Thursday 18 July 2013

Les autres



L'autre soir, le regard perdu dans les étoiles,
Par une de ces nuits où l'obscurité dévoile,
Je me suis fait la réflexion
que j'étais au bout du rouleau.
Plus de surprise, plus d'action,
plus même le goût du boulot.
Plus d'amis ou de sourires, plus de fêtes.
Parfois, autant que tout s'arrête.
On ne veut plus de nouvelles,
même pas savoir ce qui advient d'elle.
Celle-ci est-elle enceinte ?
Celui-ci est-il heureux ?
Pour être honnête,
je m'en fous un peu.

Exilé là depuis si longtemps
comme un lièvre empharé en terre païenne,
j'ai si bien chu en-deçà de la moyenne
qu'il m'arrive de prendre un remontant –
ainsi je ne pense plus,
je n'existe plus
et mes problèmes non plus.

Hier, il a plu.
Je me rends souvent soudain compte
que j'ai passé plusieurs heures
devant la fenêtre, en sueur
surtout par cette chaleur de fonte,
à regarder les gens passer et repasser,
les nuages danser devant le soleil,
et comme si je sortais d'un profond sommeil
parce qu'un corbeau vient de coasser,
je fais le compte des heures concassées
un sourire en coin d'avoir tué tant de veille.

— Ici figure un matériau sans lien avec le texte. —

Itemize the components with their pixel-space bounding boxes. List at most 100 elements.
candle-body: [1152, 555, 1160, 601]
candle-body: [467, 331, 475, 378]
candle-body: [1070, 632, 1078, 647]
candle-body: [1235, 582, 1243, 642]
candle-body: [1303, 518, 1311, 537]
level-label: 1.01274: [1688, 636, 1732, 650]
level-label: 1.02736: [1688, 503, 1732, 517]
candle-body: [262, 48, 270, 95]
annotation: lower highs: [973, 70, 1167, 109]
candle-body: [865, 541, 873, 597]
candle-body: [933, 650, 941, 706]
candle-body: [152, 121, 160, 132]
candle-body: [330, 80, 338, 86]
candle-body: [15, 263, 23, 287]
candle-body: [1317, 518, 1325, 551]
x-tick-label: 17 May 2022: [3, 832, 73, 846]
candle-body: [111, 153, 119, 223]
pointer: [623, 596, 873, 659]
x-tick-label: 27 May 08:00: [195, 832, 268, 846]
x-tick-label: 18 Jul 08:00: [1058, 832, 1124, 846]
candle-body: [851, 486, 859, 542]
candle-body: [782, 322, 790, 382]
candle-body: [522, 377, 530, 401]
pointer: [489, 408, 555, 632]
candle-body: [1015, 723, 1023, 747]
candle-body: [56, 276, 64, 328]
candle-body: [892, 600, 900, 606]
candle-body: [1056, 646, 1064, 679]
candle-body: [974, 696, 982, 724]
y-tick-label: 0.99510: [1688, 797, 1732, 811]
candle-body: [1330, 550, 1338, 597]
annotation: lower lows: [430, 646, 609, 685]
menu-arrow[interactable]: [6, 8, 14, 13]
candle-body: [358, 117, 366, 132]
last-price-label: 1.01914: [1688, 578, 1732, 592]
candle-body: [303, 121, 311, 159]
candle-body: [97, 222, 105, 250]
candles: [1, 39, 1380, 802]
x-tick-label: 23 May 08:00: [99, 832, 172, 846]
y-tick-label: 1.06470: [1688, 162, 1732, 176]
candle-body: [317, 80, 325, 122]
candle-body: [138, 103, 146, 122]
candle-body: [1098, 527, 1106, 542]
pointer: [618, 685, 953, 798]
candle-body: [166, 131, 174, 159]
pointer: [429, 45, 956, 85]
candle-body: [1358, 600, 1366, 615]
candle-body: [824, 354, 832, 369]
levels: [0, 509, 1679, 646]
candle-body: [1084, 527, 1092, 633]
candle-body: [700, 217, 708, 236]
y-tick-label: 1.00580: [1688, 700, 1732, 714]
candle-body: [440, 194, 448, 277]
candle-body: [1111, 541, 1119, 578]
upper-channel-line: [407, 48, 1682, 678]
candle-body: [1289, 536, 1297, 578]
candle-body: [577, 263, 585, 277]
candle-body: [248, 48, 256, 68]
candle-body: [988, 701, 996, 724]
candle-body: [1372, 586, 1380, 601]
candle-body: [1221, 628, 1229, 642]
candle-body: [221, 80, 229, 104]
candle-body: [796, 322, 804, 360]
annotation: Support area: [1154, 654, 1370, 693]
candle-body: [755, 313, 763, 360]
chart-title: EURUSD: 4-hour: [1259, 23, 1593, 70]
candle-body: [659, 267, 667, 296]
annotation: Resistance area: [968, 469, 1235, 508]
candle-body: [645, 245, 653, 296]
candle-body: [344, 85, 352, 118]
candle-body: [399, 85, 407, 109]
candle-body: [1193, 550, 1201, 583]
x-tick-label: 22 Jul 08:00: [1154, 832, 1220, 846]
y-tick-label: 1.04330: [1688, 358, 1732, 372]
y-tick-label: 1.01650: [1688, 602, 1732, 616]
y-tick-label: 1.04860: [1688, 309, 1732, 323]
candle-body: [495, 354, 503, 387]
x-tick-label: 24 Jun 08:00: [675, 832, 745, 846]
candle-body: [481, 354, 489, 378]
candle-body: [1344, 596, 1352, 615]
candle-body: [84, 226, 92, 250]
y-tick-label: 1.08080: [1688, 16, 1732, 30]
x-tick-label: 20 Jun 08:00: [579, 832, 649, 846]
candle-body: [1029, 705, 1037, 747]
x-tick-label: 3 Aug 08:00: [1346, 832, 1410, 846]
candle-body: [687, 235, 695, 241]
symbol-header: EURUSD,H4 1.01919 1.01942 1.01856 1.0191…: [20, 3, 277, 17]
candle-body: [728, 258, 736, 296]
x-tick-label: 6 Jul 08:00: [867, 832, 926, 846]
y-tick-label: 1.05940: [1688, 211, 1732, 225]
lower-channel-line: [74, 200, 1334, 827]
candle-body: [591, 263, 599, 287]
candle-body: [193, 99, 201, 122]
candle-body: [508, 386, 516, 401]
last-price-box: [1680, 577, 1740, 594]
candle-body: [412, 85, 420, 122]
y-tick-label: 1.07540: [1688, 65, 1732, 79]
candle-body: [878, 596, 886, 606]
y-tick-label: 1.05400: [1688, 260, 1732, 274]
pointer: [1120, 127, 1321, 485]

Le peu des autres qu'il reste dans ma vie,
à un comptage manuel je l'ai réduit :
la vieille dame du deuxième, celle dont le chien,
trop pressé ou trop content d'arriver au trottoir,
laisse comme le petit Poucet sur son chemin
des petits jets de pisse sur les murs du couloir ;
puis vient le couple du premier gradin,
ceux qui ont depuis longtemps perdu espoir :
Ils ne font plus l'amour (les murs sont fins)
et s'engueulent du matin jusqu'au soir,
même au téléphone lorsqu'un est au turbin.
Les deux voisins de palier en haut du perchoir,
ceux qui se retrouvent au PMU du coin
pour boire leur ballon de mauvais vin
et finir soûls comme des cosaques, si noirs
qu'ils enchaînent l'un après l'autre les gadins,
viennent achever ce tableau titré « l'Assommoir ».

Alors comment, vous en conviendrez,
faire pour ne pas tous les encadrer ?
J'ai depuis longtemps pris le parti
d'adopter la philosophie de Bouddha :
du moment qu'ils restent tous lambdas
il n'y a aucun risque de psychopathie.
Les autres, un jour, je les verrai de plus près
je le sais, mais ce sera un coup du hasard,
qui facétieusement l'aura bien fait exprès :
j'espère seulement qu'il sera trop tard
et que tous ces humains fadasses, ou à peu près,
auront trouvé leur place au chaud dans le Tartare.